Receita Federal: vinhos apreendidos em fábrica clandestina (Crédito:Divulgação)

Esses produtos entram no País de forma criminosa. Não são transportados de maneira adequada e, no caso dos falsificados, que são parte dos vinhos introduzidos pelo sistema do contrabando e descaminho, podem conter diversas substâncias tóxicas.

Carlos Sanabria, enólogo e produtor de vinhos em Bento Gonçalves, destaca que o consumidor deveria se preocupar com isso: “Muitos desconhecem as características de qualidade e acabam optando por produtos de procedência duvidosa, alimentando o mercado clandestino”.

“As principais fontes de azeites fraudados são Marrocos, Portugal e Espanha, além das fábricas clandestinas debeladas em território nacional.”
Rodolpho Ramazzini, diretor da ABCF

Os vinhos, em especial, têm se tornado alvo dos falsificadores. Muitas vezes, adicionam-se substâncias como água e corantes a vinhos de qualidade inferior para mascarar suas origens.

O advogado Rodolpho Heck Ramazzini, diretor da Associação Brasileira de Combate à Falsificação (ABCF), complementa: “Ao optar por preços baixos, ele pode estar colocando sua saúde e a de sua família em risco, uma vez que muitos desses produtos clandestinos contêm substâncias nocivas.”

Azeites importados: 20% têm algum problema em sua composição (Crédito:Divulgação)

O Brasil se destaca como o segundo maior mercado consumidor de azeite em nível global, ocupando também a posição de segundo maior importador, apenas atrás dos EUA, segundo dados do Instituto Brasileiro de Olivicultura (Ibraoliva). O consumo anual de azeite no País gira em torno de 100 milhões de litros, com um volume impressionante de 99% desse total provenientes somente de importações.


Brasil é o segundo maior mercado consumidor de azeite do mundo

Dados do MAPA indicam que, no primeiro semestre de 2024, mais de 97,6 mil litros de azeite fraudado foram apreendidos, representando um aumento de 17,7% em relação ao total apreendido no ano anterior.

A principal fraude detectada pelo órgão envolve a adição de óleos vegetais distintos do azeite de oliva, como óleo de soja, além do uso de corantes para manipular a coloração do produto.

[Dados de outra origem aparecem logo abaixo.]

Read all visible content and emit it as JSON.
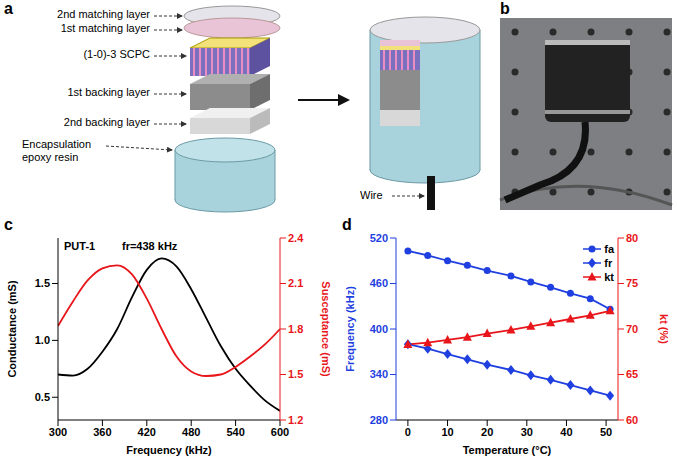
{
  "panel_a": {
    "letter": "a",
    "labels": [
      "2nd matching layer",
      "1st matching layer",
      "(1-0)-3 SCPC",
      "1st backing layer",
      "2nd backing layer",
      "Encapsulation epoxy resin"
    ],
    "wire_label": "Wire"
  },
  "panel_b": {
    "letter": "b"
  },
  "chart_data": [
    {
      "panel": "c",
      "type": "line",
      "x": [
        300,
        320,
        340,
        360,
        380,
        400,
        420,
        440,
        460,
        480,
        500,
        520,
        540,
        560,
        580,
        600
      ],
      "xlabel": "Frequency (kHz)",
      "xlim": [
        300,
        600
      ],
      "xticks": [
        300,
        360,
        420,
        480,
        540,
        600
      ],
      "ylabel": "Conductance (mS)",
      "ylim": [
        0.3,
        1.9
      ],
      "yticks": [
        0.5,
        {
          "value": 1,
          "label": "1.0"
        },
        1.5
      ],
      "y2label": "Susceptance (mS)",
      "y2lim": [
        1.2,
        2.4
      ],
      "y2ticks": [
        1.2,
        1.5,
        1.8,
        2.1,
        2.4
      ],
      "annotations": [
        "PUT-1",
        "fr=438 kHz"
      ],
      "series": [
        {
          "color": "#000000",
          "values": [
            0.7,
            0.69,
            0.75,
            0.9,
            1.1,
            1.38,
            1.62,
            1.72,
            1.65,
            1.45,
            1.2,
            0.95,
            0.75,
            0.6,
            0.47,
            0.38
          ]
        },
        {
          "color": "#e8161b",
          "axis": "y2",
          "values": [
            1.82,
            1.98,
            2.12,
            2.2,
            2.22,
            2.16,
            2.0,
            1.8,
            1.62,
            1.52,
            1.49,
            1.5,
            1.55,
            1.62,
            1.7,
            1.8
          ]
        }
      ]
    },
    {
      "panel": "d",
      "type": "line",
      "x": [
        0,
        5,
        10,
        15,
        20,
        26,
        31,
        36,
        41,
        46,
        51
      ],
      "xlabel": "Temperature (°C)",
      "xlim": [
        -3,
        53
      ],
      "xticks": [
        0,
        10,
        20,
        30,
        40,
        50
      ],
      "ylabel": "Frequency (kHz)",
      "ylim": [
        280,
        520
      ],
      "yticks": [
        280,
        340,
        400,
        460,
        520
      ],
      "y2label": "kt (%)",
      "y2lim": [
        60,
        80
      ],
      "y2ticks": [
        60,
        65,
        70,
        75,
        80
      ],
      "legend": "upper right",
      "series": [
        {
          "name": "fa",
          "color": "#1f3fe0",
          "marker": "circle",
          "values": [
            503,
            497,
            490,
            484,
            477,
            470,
            462,
            455,
            447,
            440,
            426
          ]
        },
        {
          "name": "fr",
          "color": "#1f3fe0",
          "marker": "diamond",
          "values": [
            380,
            374,
            367,
            360,
            353,
            346,
            339,
            333,
            326,
            319,
            312
          ]
        },
        {
          "name": "kt",
          "color": "#e8161b",
          "marker": "triangle",
          "axis": "y2",
          "values": [
            68.3,
            68.5,
            68.8,
            69.1,
            69.5,
            69.9,
            70.3,
            70.7,
            71.1,
            71.5,
            72.0
          ]
        }
      ]
    }
  ]
}
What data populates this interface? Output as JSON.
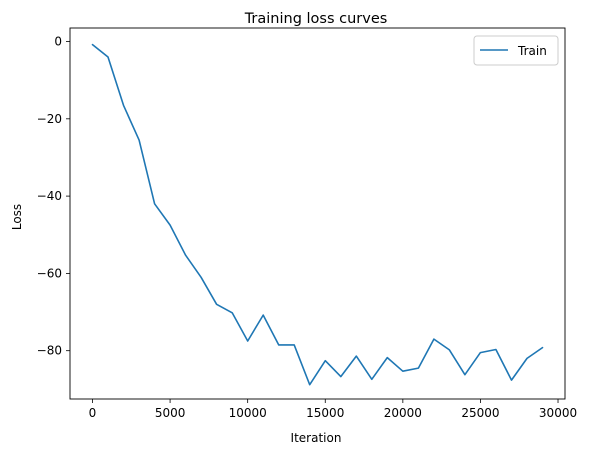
{
  "chart_data": {
    "type": "line",
    "title": "Training loss curves",
    "xlabel": "Iteration",
    "ylabel": "Loss",
    "xlim": [
      -1450,
      30450
    ],
    "ylim": [
      -92.5,
      3.5
    ],
    "xticks": [
      0,
      5000,
      10000,
      15000,
      20000,
      25000,
      30000
    ],
    "xtick_labels": [
      "0",
      "5000",
      "10000",
      "15000",
      "20000",
      "25000",
      "30000"
    ],
    "yticks": [
      0,
      -20,
      -40,
      -60,
      -80
    ],
    "ytick_labels": [
      "0",
      "−20",
      "−40",
      "−60",
      "−80"
    ],
    "grid": false,
    "legend_position": "top-right",
    "series": [
      {
        "name": "Train",
        "color": "#1f77b4",
        "x": [
          0,
          1000,
          2000,
          3000,
          4000,
          5000,
          6000,
          7000,
          8000,
          9000,
          10000,
          11000,
          12000,
          13000,
          14000,
          15000,
          16000,
          17000,
          18000,
          19000,
          20000,
          21000,
          22000,
          23000,
          24000,
          25000,
          26000,
          27000,
          28000,
          29000
        ],
        "y": [
          -0.8,
          -4.0,
          -16.5,
          -25.5,
          -42.0,
          -47.5,
          -55.3,
          -61.0,
          -68.0,
          -70.2,
          -77.5,
          -70.8,
          -78.5,
          -78.5,
          -88.8,
          -82.6,
          -86.7,
          -81.4,
          -87.4,
          -81.8,
          -85.3,
          -84.5,
          -77.0,
          -79.8,
          -86.2,
          -80.5,
          -79.7,
          -87.6,
          -82.0,
          -79.2
        ]
      }
    ]
  }
}
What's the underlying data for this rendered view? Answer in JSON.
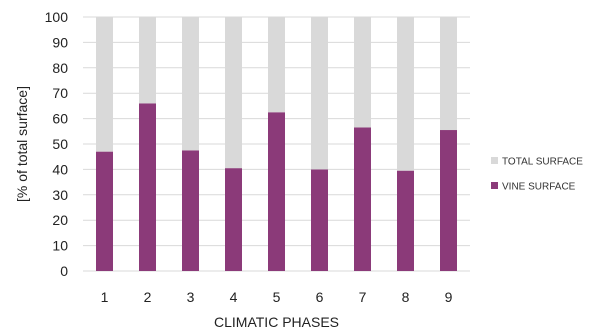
{
  "chart_data": {
    "type": "bar",
    "stacked": true,
    "categories": [
      "1",
      "2",
      "3",
      "4",
      "5",
      "6",
      "7",
      "8",
      "9"
    ],
    "series": [
      {
        "name": "VINE SURFACE",
        "color": "#8b3a79",
        "values": [
          47,
          66,
          47.5,
          40.5,
          62.5,
          40,
          56.5,
          39.5,
          55.5
        ]
      },
      {
        "name": "TOTAL SURFACE",
        "color": "#d9d9d9",
        "values": [
          53,
          34,
          52.5,
          59.5,
          37.5,
          60,
          43.5,
          60.5,
          44.5
        ]
      }
    ],
    "xlabel": "CLIMATIC PHASES",
    "ylabel": "[% of total surface]",
    "ylim": [
      0,
      100
    ],
    "yticks": [
      "0",
      "10",
      "20",
      "30",
      "40",
      "50",
      "60",
      "70",
      "80",
      "90",
      "100"
    ],
    "grid": true,
    "legend_position": "right",
    "legend_order": [
      "TOTAL SURFACE",
      "VINE SURFACE"
    ]
  }
}
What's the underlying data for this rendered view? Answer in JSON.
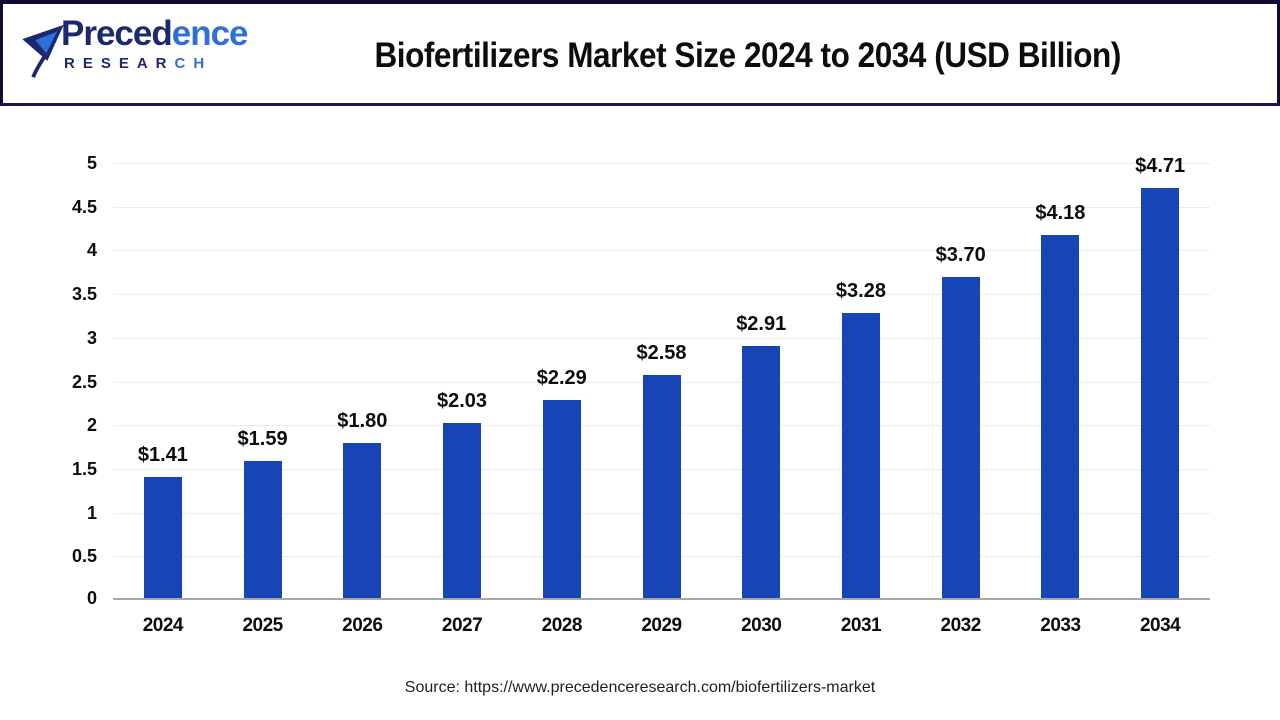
{
  "header": {
    "logo": {
      "brand_primary": "Preced",
      "brand_secondary": "ence",
      "subtitle_primary": "RESEAR",
      "subtitle_secondary": "CH"
    },
    "title": "Biofertilizers Market Size 2024 to 2034 (USD Billion)"
  },
  "chart_data": {
    "type": "bar",
    "title": "Biofertilizers Market Size 2024 to 2034 (USD Billion)",
    "categories": [
      "2024",
      "2025",
      "2026",
      "2027",
      "2028",
      "2029",
      "2030",
      "2031",
      "2032",
      "2033",
      "2034"
    ],
    "values": [
      1.41,
      1.59,
      1.8,
      2.03,
      2.29,
      2.58,
      2.91,
      3.28,
      3.7,
      4.18,
      4.71
    ],
    "values_display": [
      "$1.41",
      "$1.59",
      "$1.80",
      "$2.03",
      "$2.29",
      "$2.58",
      "$2.91",
      "$3.28",
      "$3.70",
      "$4.18",
      "$4.71"
    ],
    "xlabel": "",
    "ylabel": "",
    "ylim": [
      0,
      5
    ],
    "yticks": [
      0,
      0.5,
      1,
      1.5,
      2,
      2.5,
      3,
      3.5,
      4,
      4.5,
      5
    ],
    "ytick_labels": [
      "0",
      "0.5",
      "1",
      "1.5",
      "2",
      "2.5",
      "3",
      "3.5",
      "4",
      "4.5",
      "5"
    ],
    "grid": true,
    "legend": false,
    "bar_color": "#1745b5"
  },
  "footer": {
    "source": "Source: https://www.precedenceresearch.com/biofertilizers-market"
  },
  "colors": {
    "bar": "#1745b5",
    "logo_navy": "#1b2a70",
    "logo_blue": "#2e6fd8",
    "frame_border": "#0d0d33",
    "header_separator": "#181850",
    "gridline": "#ebebeb",
    "axis_baseline": "#a8a8a8"
  }
}
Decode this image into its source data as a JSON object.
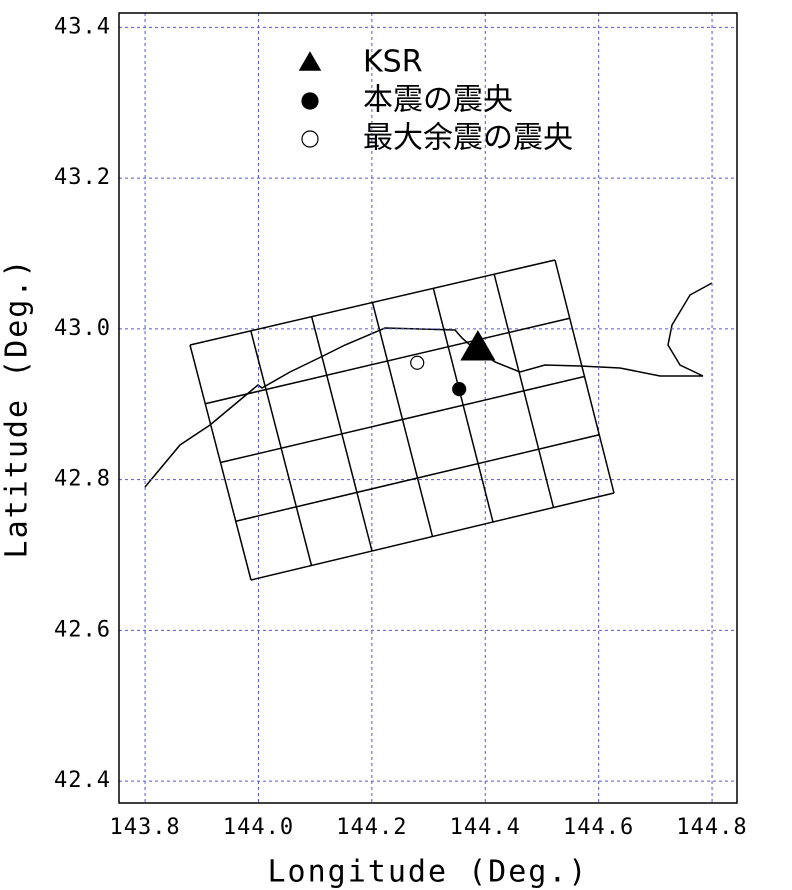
{
  "chart_data": {
    "type": "scatter",
    "x_label": "Longitude (Deg.)",
    "y_label": "Latitude (Deg.)",
    "xlim": [
      143.754,
      144.844
    ],
    "ylim": [
      42.371,
      43.419
    ],
    "xticks": [
      143.8,
      {
        "value": 144,
        "label": "144.0"
      },
      144.2,
      144.4,
      144.6,
      144.8
    ],
    "yticks": [
      42.4,
      42.6,
      42.8,
      {
        "value": 43,
        "label": "43.0"
      },
      43.2,
      43.4
    ],
    "grid": true,
    "grid_color": "#5555dd",
    "legend": "upper left",
    "series": [
      {
        "name": "KSR",
        "marker": "triangle",
        "color": "#000000",
        "edgecolor": "#000000",
        "x": [
          144.387
        ],
        "y": [
          42.974
        ]
      },
      {
        "name": "本震の震央",
        "marker": "circle",
        "color": "#000000",
        "edgecolor": "#000000",
        "x": [
          144.354
        ],
        "y": [
          42.92
        ]
      },
      {
        "name": "最大余震の震央",
        "marker": "circle",
        "color": "#ffffff",
        "edgecolor": "#000000",
        "x": [
          144.28
        ],
        "y": [
          42.955
        ]
      }
    ]
  }
}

A ABCF estima que hoje, cerca de 20% dos azeites disponíveis no mercado brasileiro têm algum problema em relação à produção — adição de outros óleos vegetais mais baratos — ou são fraudados em fundo de quintal. “As principais fontes de azeites fraudados são Marrocos, Portugal e Espanha além das fábricas clandestinas debeladas em território nacional”, revela Ramazzini.

Risco elevado

Tais substâncias não apenas comprometem a integridade dos produtos, mas também colocam em xeque a saúde dos consumidores. “As consequências podem ser letais, especialmente para aqueles que são alérgicos a certos ingredientes não declarados nos rótulos”, alerta Sanabria.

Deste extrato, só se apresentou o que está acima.